What We’re Going to Do

  1. Install dependencies
  2. Upload your training images (3-10 high-quality images of your subject)
  3. Train a DreamBooth model on your subject
  4. Generate new images of your subject in different contexts

Setting Up Dependencies

We need to import all the essential Python libraries and modules required for DreamBooth training and image generation:

%pip install -q git+https://github.com/huggingface/diffusers
%pip install -q accelerate tensorboard transformers ftfy bitsandbytes
%pip install xformers -q --index-url https://download.pytorch.org/whl/cu124
%pip install -qq bitsandbytes

from pathlib import Path
import argparse
import itertools
import math
import os
from contextlib import nullcontext
import gc
import random
import numpy as np
import torch
import torch.nn.functional as F
import torch.utils.checkpoint
from torch.utils.data import Dataset

import PIL
from accelerate import Accelerator
from accelerate.logging import get_logger
from accelerate.utils import set_seed
from diffusers import (
    AutoencoderKL, DDPMScheduler, PNDMScheduler,
    StableDiffusionPipeline, UNet2DConditionModel
)
from diffusers.optimization import get_scheduler
from PIL import Image
from torchvision import transforms
from tqdm.auto import tqdm
from transformers import CLIPFeatureExtractor, CLIPTextModel, CLIPTokenizer

print("👨‍🎤 Environment ready to rock.")

Data Preparation

Uploading Your Images

Choose 3-10 images of your subject to upload. These should be high-quality photos with varied backgrounds, angles, and lighting:

# Name your concept (e.g., your dog's name)
concept_name = "my-dog"  # @param {"type": "string"}
instance_data_dir = os.path.join("/content/", concept_name)

# Create the directory
os.makedirs(instance_data_dir, exist_ok=True)

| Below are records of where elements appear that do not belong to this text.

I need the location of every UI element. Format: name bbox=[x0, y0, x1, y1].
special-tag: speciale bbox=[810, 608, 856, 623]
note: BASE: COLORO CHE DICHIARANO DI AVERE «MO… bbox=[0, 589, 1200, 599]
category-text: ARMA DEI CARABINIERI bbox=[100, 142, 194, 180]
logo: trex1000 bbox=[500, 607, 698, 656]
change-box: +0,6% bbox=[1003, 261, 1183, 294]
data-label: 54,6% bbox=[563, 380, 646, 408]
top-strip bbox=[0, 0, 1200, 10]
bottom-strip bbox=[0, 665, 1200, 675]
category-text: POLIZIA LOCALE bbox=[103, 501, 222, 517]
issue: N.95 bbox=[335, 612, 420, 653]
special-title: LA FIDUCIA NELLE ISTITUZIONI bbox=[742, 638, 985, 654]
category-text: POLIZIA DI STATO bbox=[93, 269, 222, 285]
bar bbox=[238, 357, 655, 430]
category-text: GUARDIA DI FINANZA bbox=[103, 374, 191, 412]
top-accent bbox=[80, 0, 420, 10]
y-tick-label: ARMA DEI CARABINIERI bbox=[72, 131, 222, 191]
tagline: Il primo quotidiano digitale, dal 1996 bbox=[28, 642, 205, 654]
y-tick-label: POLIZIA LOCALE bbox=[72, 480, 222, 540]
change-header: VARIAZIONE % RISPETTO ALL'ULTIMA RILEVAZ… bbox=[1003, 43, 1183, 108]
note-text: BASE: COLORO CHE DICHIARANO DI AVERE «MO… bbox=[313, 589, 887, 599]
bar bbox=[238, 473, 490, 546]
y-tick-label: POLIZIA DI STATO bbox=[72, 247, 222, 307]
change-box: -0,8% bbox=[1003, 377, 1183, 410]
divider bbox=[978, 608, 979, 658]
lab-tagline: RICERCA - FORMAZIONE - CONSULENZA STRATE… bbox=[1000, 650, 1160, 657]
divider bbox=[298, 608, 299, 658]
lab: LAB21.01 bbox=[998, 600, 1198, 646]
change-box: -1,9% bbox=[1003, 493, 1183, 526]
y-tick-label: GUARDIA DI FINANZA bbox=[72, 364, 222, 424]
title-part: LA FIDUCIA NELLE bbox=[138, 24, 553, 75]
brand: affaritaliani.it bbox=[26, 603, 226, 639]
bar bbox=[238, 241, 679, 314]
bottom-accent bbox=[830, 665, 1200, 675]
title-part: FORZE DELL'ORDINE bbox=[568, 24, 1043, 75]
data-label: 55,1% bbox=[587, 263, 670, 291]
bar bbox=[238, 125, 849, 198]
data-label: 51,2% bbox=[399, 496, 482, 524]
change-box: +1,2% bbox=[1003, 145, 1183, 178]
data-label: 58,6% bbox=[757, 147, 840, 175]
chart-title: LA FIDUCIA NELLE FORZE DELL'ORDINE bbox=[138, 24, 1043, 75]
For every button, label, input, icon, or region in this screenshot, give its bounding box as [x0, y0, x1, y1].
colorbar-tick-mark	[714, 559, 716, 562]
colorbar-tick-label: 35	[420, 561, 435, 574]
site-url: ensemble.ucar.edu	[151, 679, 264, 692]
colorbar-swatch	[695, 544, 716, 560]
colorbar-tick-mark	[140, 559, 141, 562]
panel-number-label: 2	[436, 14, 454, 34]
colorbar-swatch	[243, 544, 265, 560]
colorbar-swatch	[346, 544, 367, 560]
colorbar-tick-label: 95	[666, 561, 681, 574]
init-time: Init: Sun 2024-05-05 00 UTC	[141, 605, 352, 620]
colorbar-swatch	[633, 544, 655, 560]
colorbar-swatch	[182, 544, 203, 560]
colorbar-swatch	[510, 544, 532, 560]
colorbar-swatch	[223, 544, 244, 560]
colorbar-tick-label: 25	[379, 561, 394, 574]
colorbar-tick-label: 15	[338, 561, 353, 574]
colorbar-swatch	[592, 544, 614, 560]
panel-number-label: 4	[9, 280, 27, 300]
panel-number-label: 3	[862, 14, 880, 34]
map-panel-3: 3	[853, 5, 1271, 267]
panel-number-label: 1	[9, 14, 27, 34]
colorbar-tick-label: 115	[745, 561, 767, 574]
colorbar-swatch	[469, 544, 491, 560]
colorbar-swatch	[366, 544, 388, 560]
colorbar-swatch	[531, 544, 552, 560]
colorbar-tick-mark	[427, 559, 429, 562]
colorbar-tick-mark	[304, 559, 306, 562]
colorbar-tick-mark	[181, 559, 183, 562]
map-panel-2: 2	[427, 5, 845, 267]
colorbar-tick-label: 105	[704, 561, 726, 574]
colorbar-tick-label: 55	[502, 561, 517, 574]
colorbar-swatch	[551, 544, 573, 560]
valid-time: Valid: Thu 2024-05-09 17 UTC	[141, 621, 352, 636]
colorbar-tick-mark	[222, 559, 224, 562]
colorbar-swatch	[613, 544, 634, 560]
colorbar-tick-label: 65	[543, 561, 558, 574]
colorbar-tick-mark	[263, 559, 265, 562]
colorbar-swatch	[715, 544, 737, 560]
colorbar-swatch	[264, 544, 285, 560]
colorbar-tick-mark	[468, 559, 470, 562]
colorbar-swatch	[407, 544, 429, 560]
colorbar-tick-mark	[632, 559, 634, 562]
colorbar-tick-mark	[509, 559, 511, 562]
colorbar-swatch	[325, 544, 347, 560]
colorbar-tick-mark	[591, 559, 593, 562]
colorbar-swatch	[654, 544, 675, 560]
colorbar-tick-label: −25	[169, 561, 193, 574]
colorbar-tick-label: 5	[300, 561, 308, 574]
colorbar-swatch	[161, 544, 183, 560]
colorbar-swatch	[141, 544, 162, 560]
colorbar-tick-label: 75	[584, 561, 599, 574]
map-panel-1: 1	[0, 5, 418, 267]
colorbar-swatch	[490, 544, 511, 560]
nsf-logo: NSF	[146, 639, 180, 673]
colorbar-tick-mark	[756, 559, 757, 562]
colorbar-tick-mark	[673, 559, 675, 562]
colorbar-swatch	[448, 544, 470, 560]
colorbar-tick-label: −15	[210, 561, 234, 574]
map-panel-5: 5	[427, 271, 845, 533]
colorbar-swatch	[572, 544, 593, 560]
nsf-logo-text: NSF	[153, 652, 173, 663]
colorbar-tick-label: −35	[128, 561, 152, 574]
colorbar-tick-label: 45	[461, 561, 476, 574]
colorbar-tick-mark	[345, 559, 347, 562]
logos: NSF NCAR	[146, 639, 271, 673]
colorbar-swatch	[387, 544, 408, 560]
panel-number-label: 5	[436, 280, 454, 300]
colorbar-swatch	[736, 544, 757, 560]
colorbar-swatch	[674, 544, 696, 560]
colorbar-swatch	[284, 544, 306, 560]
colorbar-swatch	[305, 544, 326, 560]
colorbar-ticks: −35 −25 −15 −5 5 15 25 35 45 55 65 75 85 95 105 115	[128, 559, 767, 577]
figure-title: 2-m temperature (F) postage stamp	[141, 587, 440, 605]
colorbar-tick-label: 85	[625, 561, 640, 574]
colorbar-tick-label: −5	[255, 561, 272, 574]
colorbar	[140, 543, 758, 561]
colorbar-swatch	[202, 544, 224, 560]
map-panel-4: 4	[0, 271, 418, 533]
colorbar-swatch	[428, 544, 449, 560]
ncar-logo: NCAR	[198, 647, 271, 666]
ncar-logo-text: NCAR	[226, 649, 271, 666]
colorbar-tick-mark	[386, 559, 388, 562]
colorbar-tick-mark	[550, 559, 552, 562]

print(f"Directory '{instance_data_dir}' created for your images. 💪")

# Check if the directory is empty before prompting for upload
if not os.listdir(instance_data_dir):
    print(f"Uploading images to {instance_data_dir}…")
    from google.colab import files
    uploaded = files.upload()

    # Move uploaded files to the instance directory
    for filename in uploaded.keys():
        os.rename(filename, os.path.join(instance_data_dir, filename))
else:
    print(f"Directory '{instance_data_dir}' is not empty. Skipping image upload.")

print("🩻 Images uploaded successfully.")

Creating the Dataset Classes

DreamBooth requires custom PyTorch Dataset classes to handle data preparation:

class DreamBoothDataset(Dataset):
    def __init__(
        self,
        instance_data_dir,
        instance_prompt,
        tokenizer,
        class_data_root=None,
        class_prompt=None,
        size=512,
        center_crop=False,
    ):
        self.size = size
        self.center_crop = center_crop
        self.tokenizer = tokenizer

        self.instance_data_dir = Path(instance_data_dir)
        if not self.instance_data_dir.exists():
            raise ValueError("Instance images root doesn't exists.")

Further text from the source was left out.